Question: Prove that $f(x,t)$ is $C^{\infty}$ in $x$ for each $t > 0$.
My attempt: I was able to show that at each $t = t_0$ ($t_0$ is fixed), $f(x,t_0)$ converges uniformly in $x$, thus $f(x,t)$ is $C^0$. But when I differentiate with respect to $x$, I got $f_x = \sum_{n=1}^{\infty} a_{n}e^{-n^2t_0}\sqrt{\frac{2}{\pi}}\ n\cos(nx)$. But I can't see how to show $\sum_{n=1}^{\infty} n\cos(nx) e^{-n^2t_0}$ converges, as the extra term $n$ causes me big trouble in bounding this series by a convergent series to apply the Weirstrass M-test. The more I differentiate, the higher degree of the term $n$ I would get.
Can anyone please help prove the later case (1st and 2nd derivative) to show that $f(x,t_0)$ is $C^{1}$ and $C^{2}$ in $x$?

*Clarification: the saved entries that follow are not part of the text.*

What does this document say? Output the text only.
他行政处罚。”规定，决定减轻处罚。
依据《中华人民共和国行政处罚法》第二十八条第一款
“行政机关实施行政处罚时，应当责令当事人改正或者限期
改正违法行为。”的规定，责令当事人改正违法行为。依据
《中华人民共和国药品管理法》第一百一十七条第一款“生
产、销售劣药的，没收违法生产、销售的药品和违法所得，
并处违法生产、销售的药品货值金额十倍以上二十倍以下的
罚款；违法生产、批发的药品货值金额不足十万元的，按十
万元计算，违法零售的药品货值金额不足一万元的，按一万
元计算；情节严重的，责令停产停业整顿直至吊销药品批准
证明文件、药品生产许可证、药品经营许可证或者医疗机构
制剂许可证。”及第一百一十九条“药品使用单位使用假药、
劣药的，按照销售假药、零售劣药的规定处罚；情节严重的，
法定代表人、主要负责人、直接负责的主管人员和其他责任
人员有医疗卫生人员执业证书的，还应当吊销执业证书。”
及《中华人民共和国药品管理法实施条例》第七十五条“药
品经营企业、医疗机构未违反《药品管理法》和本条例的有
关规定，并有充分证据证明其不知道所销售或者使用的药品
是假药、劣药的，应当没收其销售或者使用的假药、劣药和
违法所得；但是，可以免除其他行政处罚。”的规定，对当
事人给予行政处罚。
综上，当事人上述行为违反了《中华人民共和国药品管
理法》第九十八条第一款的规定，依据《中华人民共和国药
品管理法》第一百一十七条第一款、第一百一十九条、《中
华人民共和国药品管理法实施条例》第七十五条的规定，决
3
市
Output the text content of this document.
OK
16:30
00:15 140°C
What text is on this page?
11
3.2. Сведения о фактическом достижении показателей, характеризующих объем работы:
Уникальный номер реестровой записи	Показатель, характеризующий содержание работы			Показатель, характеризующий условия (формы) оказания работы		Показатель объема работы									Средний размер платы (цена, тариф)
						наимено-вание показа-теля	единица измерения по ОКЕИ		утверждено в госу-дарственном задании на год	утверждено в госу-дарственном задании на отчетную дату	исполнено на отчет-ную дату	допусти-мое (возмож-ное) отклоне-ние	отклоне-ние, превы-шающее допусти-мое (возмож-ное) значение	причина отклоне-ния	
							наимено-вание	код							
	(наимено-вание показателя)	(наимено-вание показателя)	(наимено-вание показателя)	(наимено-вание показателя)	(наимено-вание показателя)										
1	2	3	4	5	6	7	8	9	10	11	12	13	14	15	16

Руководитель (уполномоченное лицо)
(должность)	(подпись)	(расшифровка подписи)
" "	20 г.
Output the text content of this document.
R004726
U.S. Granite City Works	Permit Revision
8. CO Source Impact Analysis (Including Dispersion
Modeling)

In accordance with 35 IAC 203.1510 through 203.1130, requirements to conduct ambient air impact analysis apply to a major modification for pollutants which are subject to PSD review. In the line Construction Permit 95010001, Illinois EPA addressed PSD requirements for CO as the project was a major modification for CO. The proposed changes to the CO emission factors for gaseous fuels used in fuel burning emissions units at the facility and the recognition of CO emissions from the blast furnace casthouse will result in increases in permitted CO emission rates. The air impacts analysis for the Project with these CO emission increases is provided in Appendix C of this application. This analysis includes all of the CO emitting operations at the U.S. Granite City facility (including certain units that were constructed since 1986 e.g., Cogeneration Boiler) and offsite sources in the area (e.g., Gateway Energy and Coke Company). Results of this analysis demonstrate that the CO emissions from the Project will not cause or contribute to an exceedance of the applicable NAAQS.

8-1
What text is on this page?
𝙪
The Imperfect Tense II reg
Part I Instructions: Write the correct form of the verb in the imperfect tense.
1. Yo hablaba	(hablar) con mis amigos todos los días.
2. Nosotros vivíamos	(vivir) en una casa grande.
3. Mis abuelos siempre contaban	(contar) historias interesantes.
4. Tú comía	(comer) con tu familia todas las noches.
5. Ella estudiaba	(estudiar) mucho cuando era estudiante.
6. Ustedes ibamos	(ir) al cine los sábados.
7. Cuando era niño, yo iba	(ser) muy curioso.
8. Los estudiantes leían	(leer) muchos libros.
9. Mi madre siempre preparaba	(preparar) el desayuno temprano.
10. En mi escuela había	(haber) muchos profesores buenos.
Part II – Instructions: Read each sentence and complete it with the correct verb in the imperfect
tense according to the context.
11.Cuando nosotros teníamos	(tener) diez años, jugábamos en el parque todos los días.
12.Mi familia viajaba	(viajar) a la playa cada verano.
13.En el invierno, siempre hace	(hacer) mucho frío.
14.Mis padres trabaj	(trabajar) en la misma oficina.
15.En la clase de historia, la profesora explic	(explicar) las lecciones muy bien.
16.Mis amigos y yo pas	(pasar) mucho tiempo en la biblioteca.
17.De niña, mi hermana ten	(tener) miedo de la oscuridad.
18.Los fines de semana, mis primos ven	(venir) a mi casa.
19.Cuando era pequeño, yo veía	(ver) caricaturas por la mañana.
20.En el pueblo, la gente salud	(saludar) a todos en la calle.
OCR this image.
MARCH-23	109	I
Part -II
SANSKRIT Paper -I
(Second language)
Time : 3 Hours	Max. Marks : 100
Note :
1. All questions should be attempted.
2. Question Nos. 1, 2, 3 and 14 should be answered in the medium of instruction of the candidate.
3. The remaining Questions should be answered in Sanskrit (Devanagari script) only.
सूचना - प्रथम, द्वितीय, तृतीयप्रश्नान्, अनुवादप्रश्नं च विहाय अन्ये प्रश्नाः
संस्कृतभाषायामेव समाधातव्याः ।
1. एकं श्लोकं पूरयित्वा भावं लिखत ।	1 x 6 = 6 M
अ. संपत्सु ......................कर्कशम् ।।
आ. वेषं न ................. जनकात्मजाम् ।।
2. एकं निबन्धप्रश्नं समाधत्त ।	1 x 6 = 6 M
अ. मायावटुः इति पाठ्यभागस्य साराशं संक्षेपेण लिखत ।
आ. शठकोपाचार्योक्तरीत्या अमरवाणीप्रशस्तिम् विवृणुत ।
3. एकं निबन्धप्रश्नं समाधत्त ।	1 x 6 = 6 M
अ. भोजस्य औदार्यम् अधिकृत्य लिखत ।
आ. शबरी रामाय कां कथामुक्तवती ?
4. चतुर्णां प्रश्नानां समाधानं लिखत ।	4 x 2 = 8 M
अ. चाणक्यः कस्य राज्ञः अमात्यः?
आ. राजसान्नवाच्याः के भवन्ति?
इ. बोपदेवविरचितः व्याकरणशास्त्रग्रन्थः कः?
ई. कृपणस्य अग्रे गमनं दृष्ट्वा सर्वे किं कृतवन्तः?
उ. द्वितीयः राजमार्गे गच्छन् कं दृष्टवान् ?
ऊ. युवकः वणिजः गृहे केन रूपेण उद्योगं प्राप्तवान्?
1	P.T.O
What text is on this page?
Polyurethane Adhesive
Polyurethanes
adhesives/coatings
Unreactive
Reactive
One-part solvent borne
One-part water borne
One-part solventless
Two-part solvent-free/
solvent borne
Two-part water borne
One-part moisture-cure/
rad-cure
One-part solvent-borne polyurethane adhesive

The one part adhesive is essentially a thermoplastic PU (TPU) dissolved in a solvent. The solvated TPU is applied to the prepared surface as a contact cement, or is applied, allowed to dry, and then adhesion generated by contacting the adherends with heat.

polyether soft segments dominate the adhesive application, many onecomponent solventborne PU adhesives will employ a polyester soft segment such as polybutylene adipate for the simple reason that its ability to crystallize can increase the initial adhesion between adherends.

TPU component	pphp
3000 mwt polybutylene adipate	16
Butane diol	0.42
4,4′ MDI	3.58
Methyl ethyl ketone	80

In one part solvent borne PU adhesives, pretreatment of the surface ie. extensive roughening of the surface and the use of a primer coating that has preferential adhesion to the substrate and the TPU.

For any fixed $t_0>0$, the exponential decay induced by $e^{-n^2 t_0}$ eats up any polynomial weight that arises from differentiation (of any order) in $x$. This can be expressed formally by an inequality such as the following: $$\lvert n^k e^{-n^2 t_0}\rvert\le C_{t_0, k}\,e^{-n^2 \frac{t_0}2}. $$ In particular, the series for $\partial^k_x f$ converges uniformly in $x$ for any $k$.